Fuel stations on the Eldoret-Uganda highway have adopted a cashless system to curb the spread of Covid-19.
Some filling stations on the stretch no longer accept cash in fear of contracting the deadly virus through paper money.
Philip Koskei, the Stabex International head of strategy and administration, says the increasing Covid-19 cases in Uasin Gishu County and the majority of them being truck drivers, fuel filing stations have decided to avoid cash transactions.
“We have been alarmed by the increasing Covid-19 cases in this region, especially along the highway, which is making our staff highly exposed to the disease due to the interaction with the long distance drivers,” said Mr Koskei.
“Chances are high that the cash money exchanged may be contaminated,” he said during the launch of the cashless plan.
Uasin Gishu County has reported more than 70 Covid-19 cases, most which attributed to contacts with truck drivers heading to Uganda, Rwanda, DR Congo and South Sudan.
This has forced many traders along the route to opt for cashless transactions and use of credit cards, especially on establishments adjacent to the busy Kenya-Uganda highway.

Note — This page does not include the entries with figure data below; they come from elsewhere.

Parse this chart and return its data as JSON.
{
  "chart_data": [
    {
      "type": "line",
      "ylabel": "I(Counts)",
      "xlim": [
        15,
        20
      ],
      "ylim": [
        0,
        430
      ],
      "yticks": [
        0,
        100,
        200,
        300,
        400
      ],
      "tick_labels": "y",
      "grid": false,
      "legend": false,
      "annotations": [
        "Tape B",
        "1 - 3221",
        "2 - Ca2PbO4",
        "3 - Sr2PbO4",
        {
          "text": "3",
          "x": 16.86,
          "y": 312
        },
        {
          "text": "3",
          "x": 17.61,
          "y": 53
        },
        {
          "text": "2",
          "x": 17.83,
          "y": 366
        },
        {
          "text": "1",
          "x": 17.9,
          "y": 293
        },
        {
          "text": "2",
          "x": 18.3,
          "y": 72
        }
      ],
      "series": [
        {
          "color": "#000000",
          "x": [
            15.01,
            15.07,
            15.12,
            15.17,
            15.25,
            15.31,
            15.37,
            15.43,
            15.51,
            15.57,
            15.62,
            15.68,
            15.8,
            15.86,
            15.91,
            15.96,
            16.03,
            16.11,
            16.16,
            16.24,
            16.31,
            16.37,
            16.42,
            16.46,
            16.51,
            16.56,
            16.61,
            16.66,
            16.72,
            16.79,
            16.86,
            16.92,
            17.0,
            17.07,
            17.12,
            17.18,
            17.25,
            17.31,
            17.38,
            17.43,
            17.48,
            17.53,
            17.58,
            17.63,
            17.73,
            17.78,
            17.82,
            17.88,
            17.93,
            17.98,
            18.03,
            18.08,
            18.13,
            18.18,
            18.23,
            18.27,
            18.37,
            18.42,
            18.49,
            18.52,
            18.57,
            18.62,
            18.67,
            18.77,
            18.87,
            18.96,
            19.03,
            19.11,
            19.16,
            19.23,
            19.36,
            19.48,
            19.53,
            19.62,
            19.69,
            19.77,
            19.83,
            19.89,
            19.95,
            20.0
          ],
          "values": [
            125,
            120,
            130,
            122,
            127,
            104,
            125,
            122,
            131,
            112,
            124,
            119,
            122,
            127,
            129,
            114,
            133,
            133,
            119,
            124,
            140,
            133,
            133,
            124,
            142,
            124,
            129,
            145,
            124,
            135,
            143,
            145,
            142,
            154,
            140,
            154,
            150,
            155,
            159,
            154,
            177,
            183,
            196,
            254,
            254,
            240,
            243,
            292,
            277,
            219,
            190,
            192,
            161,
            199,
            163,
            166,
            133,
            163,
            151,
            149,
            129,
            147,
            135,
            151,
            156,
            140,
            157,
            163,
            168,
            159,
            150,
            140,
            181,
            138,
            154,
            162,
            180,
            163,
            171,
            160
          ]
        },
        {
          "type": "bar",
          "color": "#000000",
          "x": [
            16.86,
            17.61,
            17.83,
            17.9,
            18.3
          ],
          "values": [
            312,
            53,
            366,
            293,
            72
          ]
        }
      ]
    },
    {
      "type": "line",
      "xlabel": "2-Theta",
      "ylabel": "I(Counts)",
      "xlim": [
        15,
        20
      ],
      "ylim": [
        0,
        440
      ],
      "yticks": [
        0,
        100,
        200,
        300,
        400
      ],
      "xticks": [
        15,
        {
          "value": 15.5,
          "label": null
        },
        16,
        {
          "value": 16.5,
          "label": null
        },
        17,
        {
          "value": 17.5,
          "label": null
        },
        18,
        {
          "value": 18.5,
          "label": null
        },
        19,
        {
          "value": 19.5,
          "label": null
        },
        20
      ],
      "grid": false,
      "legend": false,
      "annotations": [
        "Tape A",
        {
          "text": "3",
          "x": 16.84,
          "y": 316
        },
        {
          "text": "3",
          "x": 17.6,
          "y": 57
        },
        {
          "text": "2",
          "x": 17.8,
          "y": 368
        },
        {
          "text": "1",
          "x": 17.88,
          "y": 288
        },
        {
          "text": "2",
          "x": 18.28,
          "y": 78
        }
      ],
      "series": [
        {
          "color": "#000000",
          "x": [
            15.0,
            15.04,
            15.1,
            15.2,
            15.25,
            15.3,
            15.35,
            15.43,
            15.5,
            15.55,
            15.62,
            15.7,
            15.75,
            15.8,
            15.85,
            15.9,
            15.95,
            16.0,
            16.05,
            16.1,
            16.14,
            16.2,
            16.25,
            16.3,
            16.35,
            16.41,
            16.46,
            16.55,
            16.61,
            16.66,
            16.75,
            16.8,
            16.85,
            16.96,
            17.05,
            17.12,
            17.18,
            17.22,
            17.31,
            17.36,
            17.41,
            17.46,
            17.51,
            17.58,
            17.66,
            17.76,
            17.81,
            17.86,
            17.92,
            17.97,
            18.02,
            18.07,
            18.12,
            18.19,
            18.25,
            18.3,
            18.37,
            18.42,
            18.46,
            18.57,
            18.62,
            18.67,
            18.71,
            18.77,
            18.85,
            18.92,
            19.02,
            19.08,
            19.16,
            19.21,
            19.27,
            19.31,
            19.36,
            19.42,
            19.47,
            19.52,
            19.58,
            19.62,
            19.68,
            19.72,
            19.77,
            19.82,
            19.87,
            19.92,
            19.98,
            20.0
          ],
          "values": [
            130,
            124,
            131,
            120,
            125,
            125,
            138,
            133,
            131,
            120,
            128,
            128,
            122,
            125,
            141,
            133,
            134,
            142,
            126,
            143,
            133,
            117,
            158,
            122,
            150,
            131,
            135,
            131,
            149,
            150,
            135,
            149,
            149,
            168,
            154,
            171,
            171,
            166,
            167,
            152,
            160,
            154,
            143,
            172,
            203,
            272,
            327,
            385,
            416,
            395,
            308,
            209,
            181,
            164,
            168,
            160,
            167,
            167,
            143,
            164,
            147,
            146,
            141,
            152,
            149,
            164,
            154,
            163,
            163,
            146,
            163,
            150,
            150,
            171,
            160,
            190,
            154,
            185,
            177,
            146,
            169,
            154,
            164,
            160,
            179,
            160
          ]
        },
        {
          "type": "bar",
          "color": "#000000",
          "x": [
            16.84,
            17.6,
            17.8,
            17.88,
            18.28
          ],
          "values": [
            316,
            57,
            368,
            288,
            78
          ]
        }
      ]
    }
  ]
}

Mr Koskei said credit cards are swiped after sanitising.
“We have noted that it is easy to disinfect a credit card unlike paper money and we are hopeful the spread of the disease through paper money will be minimised.”
He asked other establishments to “follow suit and opt for this method to reduce the chances of being exposed to the disease.”
Bus companies plying the route have also adopted the new system.
Eldo Moc Matatu Sacco secretary Baraiwo Rono said they have subscribed to the cashless transaction not only in refuelling but even payment of fare by their customers.
“We have opted for the cashless transaction because money passes through a lot of hands and in the process exposed to contamination,” Mr Rono said.
“The transport sector is very critical and risky especially during this era of the pandemic.”
Kenya’s Covid-19 cases have risen to 4,952 since March.